In the figure, the same parts as those in FIG. 1 are designated by the same reference numerals. (1
2) is a storage layer, (13) is a gold mini-grid electrode, and (14) is a collodion film.

The storage until using this electrode (11) was the same as in Example 1.

(B) Cyclic voltammetry When cyclic voltammetry was performed under the same measurement conditions as in Example 1, the results shown in FIG. 5 were obtained. As shown in FIG. 5, also in the electrode according to this example, it was found that P-benzoquinone migrated from the storage layer and acted as an electron carrier.

(C) Electrocatalytic Oxidation of Glucose In the same manner as in Example 1, glucose was added to the buffer at successively increasing concentrations, and the increase in current from the base was measured.

The results are shown in FIG. From this result, it was found that the above-mentioned electrode can cope with minute changes in glucose concentration and is useful as an electrode for glucose measurement.

In the above description, P-benzoquinone is used as the storage layer.
This is explained only by using the pasty one.
Of course, other than, for example, P-benzoquinone Geruo
Similar results were obtained with quinone gel prepared with
It was

Further, the electrode material is not limited to the gold mini grid electrode, and any metal mini grid electrode such as a platinum mini grid electrode can be used.

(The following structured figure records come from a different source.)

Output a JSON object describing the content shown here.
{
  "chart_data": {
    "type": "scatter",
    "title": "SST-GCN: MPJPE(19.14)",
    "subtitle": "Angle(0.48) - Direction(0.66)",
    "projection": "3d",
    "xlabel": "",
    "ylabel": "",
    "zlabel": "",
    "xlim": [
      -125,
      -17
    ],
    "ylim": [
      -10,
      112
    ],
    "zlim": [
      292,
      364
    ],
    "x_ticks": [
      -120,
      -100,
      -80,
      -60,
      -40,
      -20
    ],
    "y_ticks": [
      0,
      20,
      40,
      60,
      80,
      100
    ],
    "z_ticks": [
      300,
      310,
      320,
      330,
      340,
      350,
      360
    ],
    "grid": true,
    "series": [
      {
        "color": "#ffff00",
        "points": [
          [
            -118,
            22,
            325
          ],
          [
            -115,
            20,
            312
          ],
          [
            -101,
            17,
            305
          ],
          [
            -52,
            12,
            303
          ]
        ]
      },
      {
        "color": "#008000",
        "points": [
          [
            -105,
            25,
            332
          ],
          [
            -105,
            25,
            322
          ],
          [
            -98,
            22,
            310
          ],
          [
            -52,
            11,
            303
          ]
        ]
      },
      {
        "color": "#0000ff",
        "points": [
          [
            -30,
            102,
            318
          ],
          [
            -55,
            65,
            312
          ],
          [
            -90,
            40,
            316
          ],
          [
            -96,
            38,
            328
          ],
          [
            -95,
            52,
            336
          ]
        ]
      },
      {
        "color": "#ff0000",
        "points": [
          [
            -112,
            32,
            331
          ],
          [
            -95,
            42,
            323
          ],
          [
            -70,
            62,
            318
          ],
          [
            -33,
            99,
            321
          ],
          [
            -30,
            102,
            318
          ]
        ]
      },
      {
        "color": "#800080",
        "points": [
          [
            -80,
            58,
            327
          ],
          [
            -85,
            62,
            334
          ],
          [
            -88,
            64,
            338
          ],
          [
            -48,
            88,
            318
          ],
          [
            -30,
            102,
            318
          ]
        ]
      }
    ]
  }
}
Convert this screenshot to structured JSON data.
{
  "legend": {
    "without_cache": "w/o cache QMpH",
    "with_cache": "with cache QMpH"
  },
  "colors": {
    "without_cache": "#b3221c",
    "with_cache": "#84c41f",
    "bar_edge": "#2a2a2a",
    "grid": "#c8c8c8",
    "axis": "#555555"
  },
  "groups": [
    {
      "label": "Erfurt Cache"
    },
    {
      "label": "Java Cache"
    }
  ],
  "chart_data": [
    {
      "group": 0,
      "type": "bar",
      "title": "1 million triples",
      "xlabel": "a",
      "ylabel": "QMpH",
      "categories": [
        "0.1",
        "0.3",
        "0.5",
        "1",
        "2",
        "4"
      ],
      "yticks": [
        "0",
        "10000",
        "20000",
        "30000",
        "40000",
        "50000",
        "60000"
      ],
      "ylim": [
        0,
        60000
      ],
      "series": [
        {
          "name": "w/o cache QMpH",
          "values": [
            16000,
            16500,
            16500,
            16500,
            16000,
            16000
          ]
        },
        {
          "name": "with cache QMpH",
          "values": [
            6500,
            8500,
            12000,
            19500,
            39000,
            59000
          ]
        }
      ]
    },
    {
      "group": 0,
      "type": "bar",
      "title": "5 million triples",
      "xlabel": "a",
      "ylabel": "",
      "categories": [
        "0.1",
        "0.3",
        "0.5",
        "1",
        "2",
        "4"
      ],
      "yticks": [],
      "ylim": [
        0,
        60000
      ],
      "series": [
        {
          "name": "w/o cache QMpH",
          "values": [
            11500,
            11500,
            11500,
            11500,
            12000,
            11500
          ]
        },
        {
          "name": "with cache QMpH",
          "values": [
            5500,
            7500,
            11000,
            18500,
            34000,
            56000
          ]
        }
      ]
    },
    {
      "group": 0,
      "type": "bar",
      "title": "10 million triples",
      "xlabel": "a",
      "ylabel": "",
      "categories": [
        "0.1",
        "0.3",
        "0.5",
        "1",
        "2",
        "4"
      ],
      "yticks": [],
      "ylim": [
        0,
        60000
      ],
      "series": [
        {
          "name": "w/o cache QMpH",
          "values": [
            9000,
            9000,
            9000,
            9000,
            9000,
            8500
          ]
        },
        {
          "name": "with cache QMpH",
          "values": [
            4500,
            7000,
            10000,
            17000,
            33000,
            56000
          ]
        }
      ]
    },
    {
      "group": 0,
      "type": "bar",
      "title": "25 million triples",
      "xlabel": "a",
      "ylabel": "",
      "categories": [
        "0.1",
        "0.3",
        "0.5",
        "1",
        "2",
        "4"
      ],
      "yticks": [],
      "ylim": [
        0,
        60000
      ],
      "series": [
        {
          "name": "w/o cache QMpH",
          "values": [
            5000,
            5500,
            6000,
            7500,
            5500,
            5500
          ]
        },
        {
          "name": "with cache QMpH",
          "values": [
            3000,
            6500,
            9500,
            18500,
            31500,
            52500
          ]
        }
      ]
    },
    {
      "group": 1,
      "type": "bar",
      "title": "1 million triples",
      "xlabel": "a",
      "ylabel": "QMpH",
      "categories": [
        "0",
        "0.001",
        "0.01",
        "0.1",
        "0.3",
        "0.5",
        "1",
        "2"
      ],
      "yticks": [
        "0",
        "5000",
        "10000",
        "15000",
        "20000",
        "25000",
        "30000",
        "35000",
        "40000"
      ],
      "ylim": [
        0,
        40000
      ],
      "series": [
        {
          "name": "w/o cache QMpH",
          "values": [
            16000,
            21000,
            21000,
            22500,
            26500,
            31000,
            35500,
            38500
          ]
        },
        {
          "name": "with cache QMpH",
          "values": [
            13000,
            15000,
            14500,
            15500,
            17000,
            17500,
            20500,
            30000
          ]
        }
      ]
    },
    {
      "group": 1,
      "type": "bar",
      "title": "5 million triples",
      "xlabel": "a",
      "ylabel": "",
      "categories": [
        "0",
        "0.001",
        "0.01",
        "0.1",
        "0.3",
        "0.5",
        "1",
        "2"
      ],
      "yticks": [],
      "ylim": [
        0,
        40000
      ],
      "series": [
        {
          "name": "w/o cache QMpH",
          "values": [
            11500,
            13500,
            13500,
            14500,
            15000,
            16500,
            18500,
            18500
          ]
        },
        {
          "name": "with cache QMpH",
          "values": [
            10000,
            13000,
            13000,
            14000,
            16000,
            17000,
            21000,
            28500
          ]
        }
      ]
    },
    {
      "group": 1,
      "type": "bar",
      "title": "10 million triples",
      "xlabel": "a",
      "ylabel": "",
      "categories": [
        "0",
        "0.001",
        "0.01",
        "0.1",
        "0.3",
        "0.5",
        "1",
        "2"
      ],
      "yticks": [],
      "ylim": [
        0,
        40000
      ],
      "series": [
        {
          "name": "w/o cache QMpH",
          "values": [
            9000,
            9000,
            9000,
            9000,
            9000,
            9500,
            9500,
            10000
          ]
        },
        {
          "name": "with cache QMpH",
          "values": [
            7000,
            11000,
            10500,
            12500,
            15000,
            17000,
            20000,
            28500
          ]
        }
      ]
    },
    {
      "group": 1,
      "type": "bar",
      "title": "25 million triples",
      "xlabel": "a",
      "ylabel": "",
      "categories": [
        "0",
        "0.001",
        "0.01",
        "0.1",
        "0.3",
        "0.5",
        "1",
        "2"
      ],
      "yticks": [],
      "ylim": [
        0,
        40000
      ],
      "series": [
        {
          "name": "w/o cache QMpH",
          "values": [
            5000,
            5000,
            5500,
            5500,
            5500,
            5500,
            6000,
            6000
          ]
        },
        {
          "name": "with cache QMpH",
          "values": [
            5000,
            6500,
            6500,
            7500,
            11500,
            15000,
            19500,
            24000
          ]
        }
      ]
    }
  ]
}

Furthermore, the electron carrier used for the storage layer is not limited to P-benzoquinone, and it can be prepared for electrodes other than glucose measurement as in Example 1.

The configuration of the entire electrode is not limited to those of the first and second embodiments, and for example, an electron carrier may be provided between a bundle of carbon fibers, glassy carbon grains (manufactured by Tokai Electrode), and beads of 60 to 100 mesh. If a storage layer is prepared and the enzyme is immobilized on this surface, an electrode that exhibits the same action can be formed.

(G) Effect The enzyme-functional electrode of the present invention has the effect of showing a large current response to substrates such as glucose and ethanol without adding any other electron carrier to the solution to be measured, and the electrode material is optional. You can choose one.

[Brief description of drawings]

FIG. 1 shows an embodiment of a porous electrode impregnated with an electron carrier,
The figure shows cyclic voltammetry performed in the buffer using the electrodes shown in Fig. 1, Fig. 3 shows the calibration curve prepared by measuring the glucose response using the electrodes shown in Fig. 1, and Fig. 4 shows the electron An example of a carrier-contacting mini-grid electrode, Fig. 5 shows cyclic voltammetry in a buffer using the electrode of Fig. 4, and Fig. 6 measures glucose response using the electrode of Fig. 4. This is a calibration curve created by 2, 12 ... Storage layer, 3 ... Immobilized GOD layer 5 ... Lead wire, 6 ... Glass tube 13 ... Mini grid electrode

Claims (1)

[Claims] 1. In an enzyme functional electrode for transmitting a change in a substrate in an immobilized enzyme layer to an electrode via an electron carrier, the electron carrier is semi-melted so as to be gradually melted and supplied to the immobilized enzyme layer. An enzyme functional electrode, characterized in that a storage layer of a state electron carrier is provided in contact with an immobilized enzyme layer.